Half a century after the last major gold mine closed in the heart of California's Gold Country, efforts are under way to revive the industry that lured mass settlement in the 19th century.
GRASS VALLEY, Calif. Half a century after the last major gold mine closed in the heart of California's Gold Country, efforts are under way to revive the industry that lured mass settlement in the 19th century.
Grass Valley, a town of 13,000 people in the heart of California's Sierra Nevada, was once home to the state's two richest mines -- the Empire Mine and the Idaho-Maryland Mine.
Emgold Mining Corp , a Vancouver, Canada-based company, says there is still gold in thar hills, and is planning to spend about $100 million to reopen the latter mine, possibly in 2007. Gold production would not begin before 2010.
"We think it's a very, very rich mine," Emgold Vice President Ian Chang said.
The Idaho Maryland Mine produced more than 2.3 million ounces of gold between 1862 and 1956, but with costs rising and the price of gold fixed at $35 an ounce, a century of production came to an end and the tunnels eventually flooded with water.
An effort that did not make sense at $35 a ounce is very much worth making with current prices above $550, company officials say.
Jack Clark, 85, an underground mine superintendent when it closed in 1956, fondly remembers the importance of the mine for Grass Valley and neighboring Nevada City.
"Mining built the two towns," he said, recalling that even during the Depression the mines were able to offer jobs. "If I were young, I'd probably do the same thing."
Author of "Gold in Quartz - The Legendary Idaho Maryland Mine," Clark is now an Emgold adviser seeking to revive some of that lively past.
Company officials say the mine could yield 1.4 million ounces of gold over 20 years, and are using 4,000 old mine maps as well as old geological samples to guide them to the gold ore.
The company's plans call for draining water from 70 miles of underground tunnels and to reuse the mine's tailings -- the mine waste materials -- to produce ceramic tiles.
Ross Guenther, an Emgold director and the Idaho-Maryland Mining Corp. project manager in Grass Valley, said the mine could employ 200 miners and another 200 workers at its ceramic tile manufacturing plant.
Earlier plans to reopen the mine were shelved in the 1990s after the price of gold dropped to $250 an ounce, a 20-year low, Guenther said. Today he heads a staff of about 25 engineers, geologists and technicians working right above the mine's flooded tunnels.
TOWN UNSURE ABOUT MINE
Grass Valley officials are now reviewing Emgold's plans, a process that includes in-depth environmental studies that could last through the summer of 2007. The mayor and city council must approve the project as the land would have to be rezoned to operate as a mine again.
Mayor Gerard Tassone said he has not yet made up his mind about the mine project but has expressed concern that nearby residential wells could run dry when the water is pumped out of the mine's tunnels.

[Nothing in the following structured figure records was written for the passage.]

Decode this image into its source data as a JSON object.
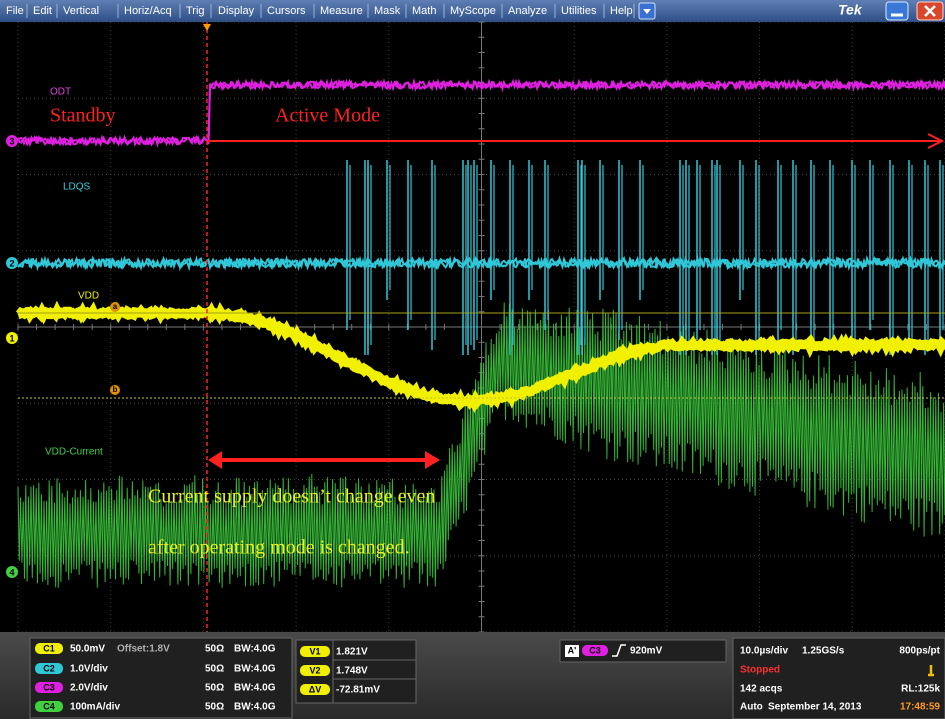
{
  "menu": [
    "File",
    "Edit",
    "Vertical",
    "Horiz/Acq",
    "Trig",
    "Display",
    "Cursors",
    "Measure",
    "Mask",
    "Math",
    "MyScope",
    "Analyze",
    "Utilities",
    "Help"
  ],
  "brand": "Tek",
  "display": {
    "channel_markers": [
      "3",
      "2",
      "1",
      "4"
    ],
    "trace_labels": {
      "odt": "ODT",
      "ldqs": "LDQS",
      "vdd": "VDD",
      "vdd_current": "VDD-Current"
    },
    "cursor_markers": [
      "a",
      "b"
    ],
    "annotations": {
      "standby": "Standby",
      "active_mode": "Active Mode",
      "note_line1": "Current supply doesn’t change even",
      "note_line2": "after operating mode is changed."
    }
  },
  "status": {
    "channels": [
      {
        "badge": "C1",
        "scale": "50.0mV",
        "offset": "Offset:1.8V",
        "impedance": "50Ω",
        "bandwidth": "BW:4.0G"
      },
      {
        "badge": "C2",
        "scale": "1.0V/div",
        "impedance": "50Ω",
        "bandwidth": "BW:4.0G"
      },
      {
        "badge": "C3",
        "scale": "2.0V/div",
        "impedance": "50Ω",
        "bandwidth": "BW:4.0G"
      },
      {
        "badge": "C4",
        "scale": "100mA/div",
        "impedance": "50Ω",
        "bandwidth": "BW:4.0G"
      }
    ],
    "cursors": [
      {
        "badge": "V1",
        "value": "1.821V"
      },
      {
        "badge": "V2",
        "value": "1.748V"
      },
      {
        "badge": "ΔV",
        "value": "-72.81mV"
      }
    ],
    "trigger": {
      "source": "A'",
      "channel": "C3",
      "level": "920mV"
    },
    "horizontal": {
      "scale": "10.0µs/div",
      "sample_rate": "1.25GS/s",
      "resolution": "800ps/pt"
    },
    "state": "Stopped",
    "acqs": "142 acqs",
    "record_length": "RL:125k",
    "mode": "Auto",
    "date": "September 14, 2013",
    "time": "17:48:59"
  }
}
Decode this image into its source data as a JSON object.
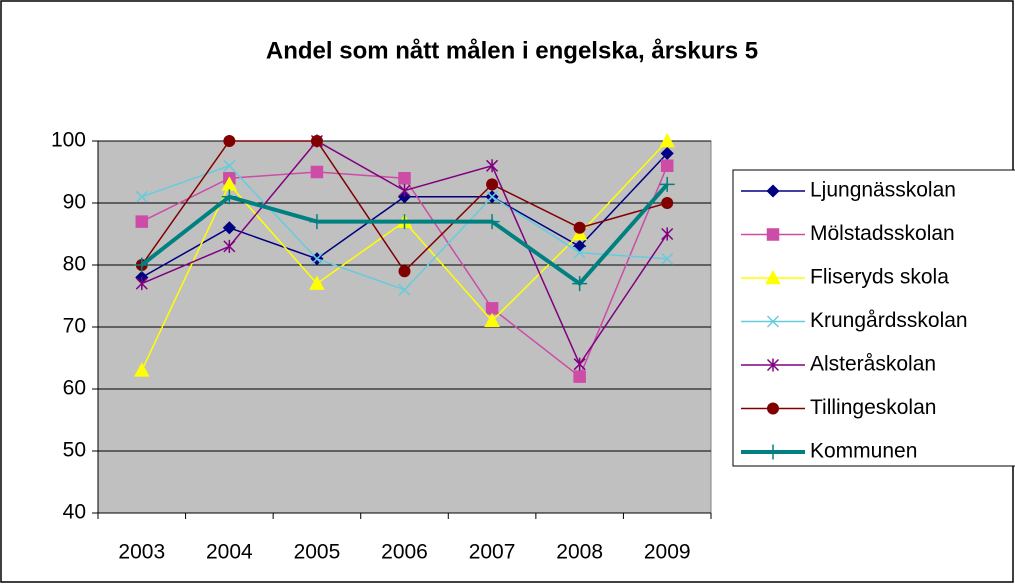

He also questions the cost of a "tremendous" natural gas consumption the ceramic plant would require, referring to Emgold's plans to use 2.1 billion cubic feet of natural gas per year to operate its ceramic tile manufacturing plant.
Another city council member, Dean Williams, argues that the land should be used for apartments and offices instead of a mine.
Although the business community has expressed support for the project, other community members have raised questions about the project. They worry about air, noise and traffic pollution from the mine and the company's proposal to empty treated mine wastewater into a tributary of Wolf Creek, a stream that travels through town.
Rick Sanger, president of the Wolf Creek Community Alliance, a Grass Valley-based group that wants to build a pedestrian walkway along the creek, questions the mine wastewater's effect on the creek's natural habitat.
But Ray Shine, a Grass Valley attorney who grew up in town, would love to see the mine reopen, in part because it would create jobs and keep young families in the area.
"I think it's a wonderful idea, assuming they can do what they say they can do," he said.